Although this programme was not technically a part of Channel 4’s Mating Season it was broadcast amongst the others. It displayed a selection of girls at varying stages of sexual exploration and, although it was only a one hour programme, it did manage to display a lot. It followed a few bi-sexual girls at various stages of “coming out” and exploration of their sexuality. It was nice to see an extremely confident bi-sexual girl who was not afraid to approach girls, gay or straight, to tell them they were beautiful. Homosexual dating is often seen as a secretive struggle but this programme presented it as being as simple as heterosexual dating, if any dating can ever be labelled “simple”. Although the programme did show one girl who had had a traumatic experience while “coming out” to her family and difficult homosexual experiences it was an, overall, positive view of female bi-sexuality.
I think this programme succeeded in presenting homosexuality and bi-sexuality as socially acceptable in modern society. With the recent introduction of same-sex marriage throughout various countries around the world both public opinion and the law seem to be accepting homosexual unions more and more. Hopefully, in the near future, I will not even be able to make comments such as this as homosexual love and marriage will just be as accepted as heterosexual relationships that it will not even be able to cause a debate.
Why Am I Still Single?
Why Am I Still Single? was, again, refreshing in the sense that it was unlike anything I had seen on television before. It showed one man and one woman, Lex and Naomi, infiltrate and analyse one another’s lives. Lex and Naomi had never even spoken before they had to sleep in each other’s beds, meet each other’s friends and rifle through each other’s lives. The programme allowed these strangers to decide why the other was single which made for some revealing conclusions. By the time Lex met Naomi’s ex-boyfriend, who she was still in love with, he seemed to feel protective of Naomi and told this total stranger exactly what he thought of him. As Naomi said towards the end of the programme, when they finally met each other, it was like meeting up with a friend she hadn’t seen for ten years.

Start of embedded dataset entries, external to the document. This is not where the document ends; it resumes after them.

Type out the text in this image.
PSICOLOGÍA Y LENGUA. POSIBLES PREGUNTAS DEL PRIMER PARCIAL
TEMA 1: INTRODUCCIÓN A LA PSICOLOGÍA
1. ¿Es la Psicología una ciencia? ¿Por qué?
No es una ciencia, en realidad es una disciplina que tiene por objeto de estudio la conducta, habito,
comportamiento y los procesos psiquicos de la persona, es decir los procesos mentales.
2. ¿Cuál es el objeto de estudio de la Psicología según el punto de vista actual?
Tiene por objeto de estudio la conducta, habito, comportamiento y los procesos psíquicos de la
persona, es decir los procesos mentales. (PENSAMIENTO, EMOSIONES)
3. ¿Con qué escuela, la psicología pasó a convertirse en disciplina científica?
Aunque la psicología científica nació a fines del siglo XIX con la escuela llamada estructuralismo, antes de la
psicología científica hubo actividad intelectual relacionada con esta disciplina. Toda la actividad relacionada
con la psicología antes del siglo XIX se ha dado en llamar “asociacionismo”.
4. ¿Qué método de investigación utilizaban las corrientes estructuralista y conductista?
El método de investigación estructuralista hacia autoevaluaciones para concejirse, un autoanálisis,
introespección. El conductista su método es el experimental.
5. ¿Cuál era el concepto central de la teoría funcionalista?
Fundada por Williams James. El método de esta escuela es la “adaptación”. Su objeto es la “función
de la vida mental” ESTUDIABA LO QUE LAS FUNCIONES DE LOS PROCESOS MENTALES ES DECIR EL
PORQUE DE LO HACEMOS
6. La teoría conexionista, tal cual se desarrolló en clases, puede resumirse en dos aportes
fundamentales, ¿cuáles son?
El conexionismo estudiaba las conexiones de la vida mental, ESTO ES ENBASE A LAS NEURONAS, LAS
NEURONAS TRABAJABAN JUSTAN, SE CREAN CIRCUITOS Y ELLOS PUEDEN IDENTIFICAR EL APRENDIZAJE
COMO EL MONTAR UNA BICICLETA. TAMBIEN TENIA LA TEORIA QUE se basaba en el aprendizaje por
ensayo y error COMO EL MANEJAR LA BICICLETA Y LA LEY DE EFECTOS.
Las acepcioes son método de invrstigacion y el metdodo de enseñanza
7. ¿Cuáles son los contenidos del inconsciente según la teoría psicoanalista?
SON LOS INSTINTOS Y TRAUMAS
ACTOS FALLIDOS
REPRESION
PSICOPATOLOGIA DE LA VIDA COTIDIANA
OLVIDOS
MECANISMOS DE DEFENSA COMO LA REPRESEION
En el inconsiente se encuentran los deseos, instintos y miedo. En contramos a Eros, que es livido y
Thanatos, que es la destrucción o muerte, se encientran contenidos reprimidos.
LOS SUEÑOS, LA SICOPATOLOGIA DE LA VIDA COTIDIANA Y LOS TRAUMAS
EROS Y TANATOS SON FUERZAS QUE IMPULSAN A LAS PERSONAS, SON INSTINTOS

Compared to the other programmes in the season I found Why Am I Still Single? the most enjoyable and uplifting. Perhaps because it was so honest and completely real, and also as the format of the programme felt quite original. Although the programme said the least about society’s view of dating it explored real people and real lives. Rather than focussing on a social group or age range it explored the lives of Lex and Naomi in such detail that the viewer was left feeling as though they knew the two of them personally. Although it didn’t quite tap in to the message of fated love displayed by Arthur and his bulldog companion within the original advert it did imply that there is hope for everyone who is looking for love, it just takes time and does, often, occur naturally.